The training data \((x_i,g_i),i=1, 2, \cdots ,N\), are independent samples from the joint distribution of X and G,
\[f_{X,G}(x, g) = p_G(g)f_{X|G}(x | G = g)\]
Assume the loss of predicting G at \(G(X)\) = \(\hat{G}\) is \(L(\hat{G}, G)\).
Goal of classification: to minimize the expected loss
\[E_{X,G}L(G(X), G) = E_X (E_{G|X}L(G(X), G))\]
To minimize the left hand side, it suffices to minimize \(E_{G|X}L(G(X), G)\) for each X. Hence the optimal predictor:
\(\hat{G}(x)= \text{arg} \underset{g}{min}E_{G|X=x}L(g, G)\)

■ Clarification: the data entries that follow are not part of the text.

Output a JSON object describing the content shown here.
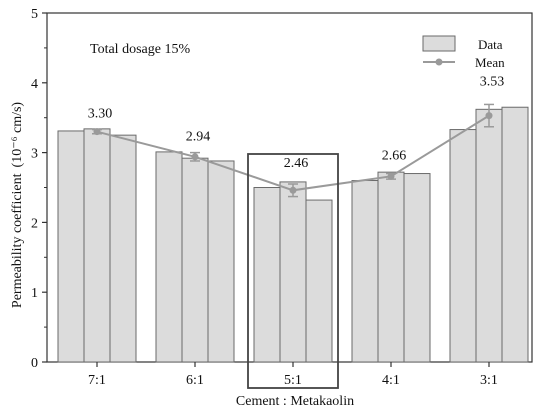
{
  "chart_data": {
    "type": "bar",
    "categories": [
      "7:1",
      "6:1",
      "5:1",
      "4:1",
      "3:1"
    ],
    "series": [
      {
        "values": [
          3.31,
          3.01,
          2.5,
          2.6,
          3.33
        ]
      },
      {
        "values": [
          3.34,
          2.92,
          2.58,
          2.72,
          3.62
        ]
      },
      {
        "values": [
          3.25,
          2.88,
          2.32,
          2.7,
          3.65
        ]
      }
    ],
    "mean": {
      "name": "Mean",
      "values": [
        3.3,
        2.94,
        2.46,
        2.66,
        3.53
      ],
      "labels": [
        "3.30",
        "2.94",
        "2.46",
        "2.66",
        "3.53"
      ],
      "errors": [
        0.03,
        0.06,
        0.09,
        0.04,
        0.16
      ]
    },
    "legend": {
      "data_label": "Data",
      "mean_label": "Mean",
      "placement": "top-right"
    },
    "annotation": "Total dosage 15%",
    "xlabel": "Cement : Metakaolin",
    "ylabel": "Permeability coefficient",
    "yunit": "(10⁻⁶ cm/s)",
    "ylim": [
      0,
      5
    ],
    "yticks": [
      "0",
      "1",
      "2",
      "3",
      "4",
      "5"
    ],
    "highlight_category": "5:1",
    "colors": {
      "bar_fill": "#dcdcdc",
      "bar_stroke": "#6a6a6a",
      "mean_line": "#9a9a9a",
      "axis": "#333333",
      "box": "#444444"
    }
  }
}
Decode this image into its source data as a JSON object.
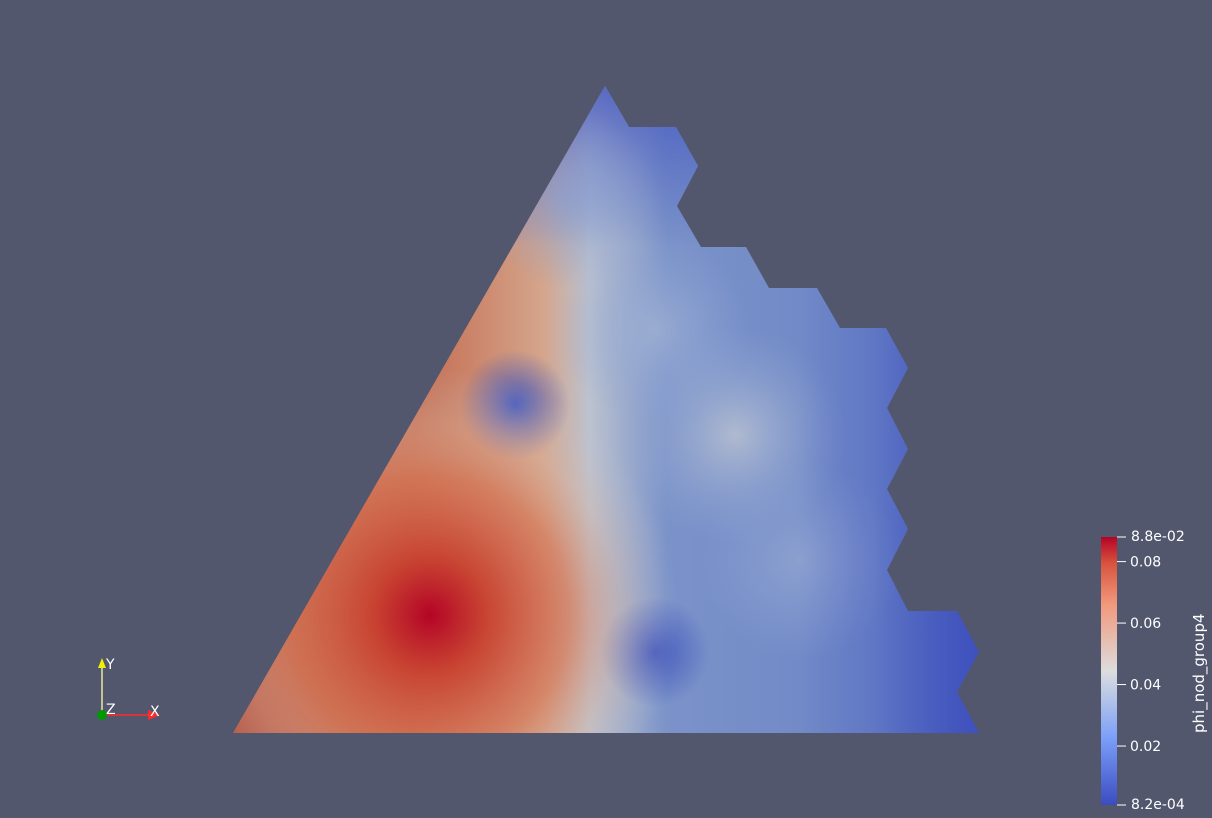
{
  "render": {
    "background": "#52576e",
    "field_name": "phi_nod_group4",
    "range_min": 0.00082,
    "range_max": 0.088,
    "colormap": "Cool to Warm"
  },
  "colorbar": {
    "title": "phi_nod_group4",
    "max_label": "8.8e-02",
    "min_label": "8.2e-04",
    "ticks": [
      {
        "label": "0.08",
        "value": 0.08
      },
      {
        "label": "0.06",
        "value": 0.06
      },
      {
        "label": "0.04",
        "value": 0.04
      },
      {
        "label": "0.02",
        "value": 0.02
      }
    ]
  },
  "axes": {
    "x_label": "X",
    "y_label": "Y",
    "z_label": "Z",
    "x_color": "#ff2a2a",
    "y_color": "#f0f000",
    "z_color": "#009a00"
  }
}
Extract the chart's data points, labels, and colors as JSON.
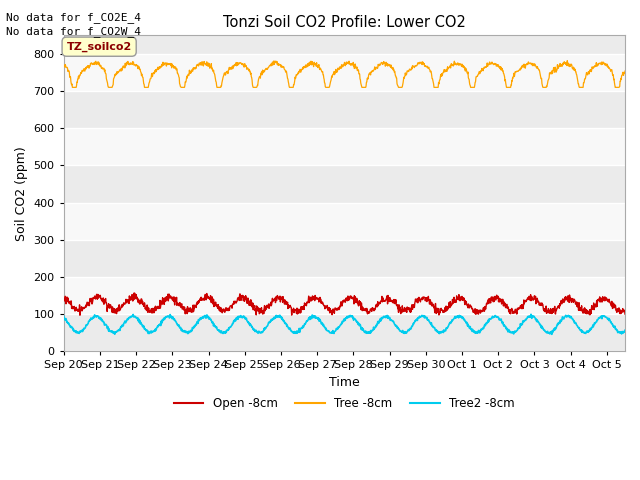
{
  "title": "Tonzi Soil CO2 Profile: Lower CO2",
  "xlabel": "Time",
  "ylabel": "Soil CO2 (ppm)",
  "ylim": [
    0,
    850
  ],
  "yticks": [
    0,
    100,
    200,
    300,
    400,
    500,
    600,
    700,
    800
  ],
  "annotation_lines": [
    "No data for f_CO2E_4",
    "No data for f_CO2W_4"
  ],
  "annotation_box_label": "TZ_soilco2",
  "annotation_box_color": "#8B0000",
  "annotation_box_bg": "#FFFFCC",
  "annotation_box_edge": "#999999",
  "x_tick_labels": [
    "Sep 20",
    "Sep 21",
    "Sep 22",
    "Sep 23",
    "Sep 24",
    "Sep 25",
    "Sep 26",
    "Sep 27",
    "Sep 28",
    "Sep 29",
    "Sep 30",
    "Oct 1",
    "Oct 2",
    "Oct 3",
    "Oct 4",
    "Oct 5"
  ],
  "tree_color": "#FFA500",
  "open_color": "#CC0000",
  "tree2_color": "#00CCEE",
  "legend_labels": [
    "Open -8cm",
    "Tree -8cm",
    "Tree2 -8cm"
  ],
  "plot_bg_color": "#EBEBEB",
  "plot_bg_color2": "#F8F8F8",
  "tree_mean": 760,
  "open_mean": 128,
  "tree2_mean": 72,
  "points_per_day": 96,
  "total_days": 15.5,
  "figsize": [
    6.4,
    4.8
  ],
  "dpi": 100
}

The above decision rule is called the Bayes classification rule.
For 0-1 loss, i.e.,
\(L(g, g')= \begin{cases}
1 & g \ne g' \\
0 & g = g'
\end{cases}\)
\(E_{G|X=x}L(g, G)=1-Pr(G=g|X=x)\).
The Bayes rule becomes the rule of maximum posterior probability:
\( \begin {align} \hat{G}(x) &=\text{arg }\underset{g}{min} E_{G|X=x}L(g, G)\\
& = \text{arg }\underset{g}{max} Pr(G=g|X=x)\\
\end {align} \).
Many classification algorithms attempt to estimate \(Pr(G = g | X = x)\), then apply the Bayes rule.
Linear Methods for Classification
Decision boundaries are linear.
Two class problem:
- The decision boundary between the two classes is a hyperplane in the feature vector space.

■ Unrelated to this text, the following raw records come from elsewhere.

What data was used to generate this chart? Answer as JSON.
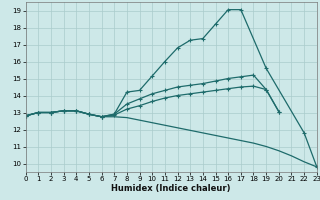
{
  "xlabel": "Humidex (Indice chaleur)",
  "xlim": [
    0,
    23
  ],
  "ylim": [
    9.5,
    19.5
  ],
  "xticks": [
    0,
    1,
    2,
    3,
    4,
    5,
    6,
    7,
    8,
    9,
    10,
    11,
    12,
    13,
    14,
    15,
    16,
    17,
    18,
    19,
    20,
    21,
    22,
    23
  ],
  "yticks": [
    10,
    11,
    12,
    13,
    14,
    15,
    16,
    17,
    18,
    19
  ],
  "background_color": "#cde8e8",
  "grid_color": "#aacccc",
  "line_color": "#1e6b6b",
  "line1_x": [
    0,
    1,
    2,
    3,
    4,
    5,
    6,
    7,
    8,
    9,
    10,
    11,
    12,
    13,
    14,
    15,
    16,
    17,
    19,
    22,
    23
  ],
  "line1_y": [
    12.8,
    13.0,
    13.0,
    13.1,
    13.1,
    12.9,
    12.75,
    12.9,
    14.2,
    14.3,
    15.15,
    16.0,
    16.8,
    17.25,
    17.35,
    18.2,
    19.05,
    19.05,
    15.6,
    11.8,
    9.8
  ],
  "line2_x": [
    0,
    1,
    2,
    3,
    4,
    5,
    6,
    7,
    8,
    9,
    10,
    11,
    12,
    13,
    14,
    15,
    16,
    17,
    18,
    19,
    20
  ],
  "line2_y": [
    12.8,
    13.0,
    13.0,
    13.1,
    13.1,
    12.9,
    12.75,
    12.9,
    13.5,
    13.8,
    14.1,
    14.3,
    14.5,
    14.6,
    14.7,
    14.85,
    15.0,
    15.1,
    15.2,
    14.35,
    13.05
  ],
  "line3_x": [
    0,
    1,
    2,
    3,
    4,
    5,
    6,
    7,
    8,
    9,
    10,
    11,
    12,
    13,
    14,
    15,
    16,
    17,
    18,
    19,
    20
  ],
  "line3_y": [
    12.8,
    13.0,
    13.0,
    13.1,
    13.1,
    12.9,
    12.75,
    12.85,
    13.2,
    13.4,
    13.65,
    13.85,
    14.0,
    14.1,
    14.2,
    14.3,
    14.4,
    14.5,
    14.55,
    14.35,
    13.05
  ],
  "line4_x": [
    0,
    1,
    2,
    3,
    4,
    5,
    6,
    7,
    8,
    9,
    10,
    11,
    12,
    13,
    14,
    15,
    16,
    17,
    18,
    19,
    20,
    21,
    22,
    23
  ],
  "line4_y": [
    12.8,
    13.0,
    13.0,
    13.1,
    13.1,
    12.9,
    12.75,
    12.75,
    12.7,
    12.55,
    12.4,
    12.25,
    12.1,
    11.95,
    11.8,
    11.65,
    11.5,
    11.35,
    11.2,
    11.0,
    10.75,
    10.45,
    10.1,
    9.8
  ]
}
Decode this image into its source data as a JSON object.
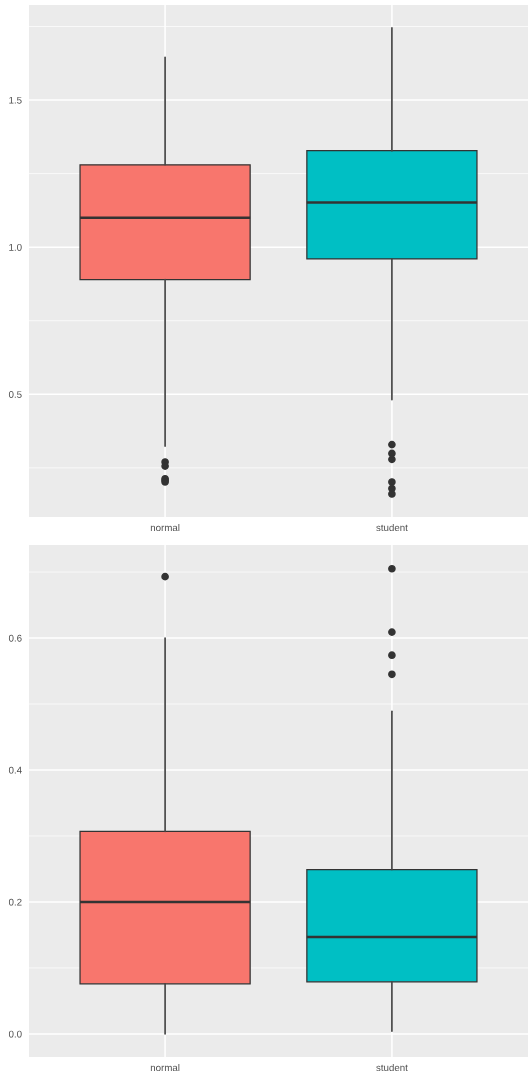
{
  "chart_data": [
    {
      "type": "box",
      "categories": [
        "normal",
        "student"
      ],
      "colors": [
        "#f8766d",
        "#00bfc4"
      ],
      "boxes": [
        {
          "low": 0.324,
          "q1": 0.89,
          "median": 1.1,
          "q3": 1.28,
          "high": 1.645,
          "outliers": [
            0.27,
            0.256,
            0.213,
            0.208,
            0.202
          ]
        },
        {
          "low": 0.482,
          "q1": 0.96,
          "median": 1.152,
          "q3": 1.328,
          "high": 1.745,
          "outliers": [
            0.329,
            0.299,
            0.279,
            0.202,
            0.18,
            0.161
          ]
        }
      ],
      "ylim": [
        0.083,
        1.823
      ],
      "yticks": [
        0.5,
        {
          "value": 1.0,
          "label": "1.0"
        },
        1.5
      ],
      "grid": true
    },
    {
      "type": "box",
      "categories": [
        "normal",
        "student"
      ],
      "colors": [
        "#f8766d",
        "#00bfc4"
      ],
      "boxes": [
        {
          "low": 0.0,
          "q1": 0.076,
          "median": 0.2,
          "q3": 0.307,
          "high": 0.6,
          "outliers": [
            0.693
          ]
        },
        {
          "low": 0.004,
          "q1": 0.079,
          "median": 0.147,
          "q3": 0.249,
          "high": 0.489,
          "outliers": [
            0.705,
            0.609,
            0.574,
            0.545
          ]
        }
      ],
      "ylim": [
        -0.035,
        0.741
      ],
      "yticks": [
        {
          "value": 0.0,
          "label": "0.0"
        },
        0.2,
        0.4,
        0.6
      ],
      "grid": true
    }
  ]
}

- A hyperplane in the p dimensional input space is the set:
\[\{x:\alpha_o + \sum^{p}_{j=1}\alpha_{j}x_{j}=0\}\]
The two regions separated by a hyperplane:
\[\{x:\alpha_o + \sum^{p}_{j=1}\alpha_{j}x_{j} > 0\}\] and \[\{x:\alpha_o + \sum^{p}_{j=1}\alpha_{j}x_{j}<0\}\]
More than two classes:
- The decision boundary between any pair of classes k and l is a hyperplane (shown in previous figure).
How do you choose the hyperplane?
Example methods for deciding the hyperplane:
- Linear discriminant analysis.
- Logistic regression.
Linear decision boundaries are not necessarily constrained. We can expand the feature space by adding in extra variables formed by functions of the original variables. Linear decision boundaries in the expanded feature space may be nonlinear in the original feature space.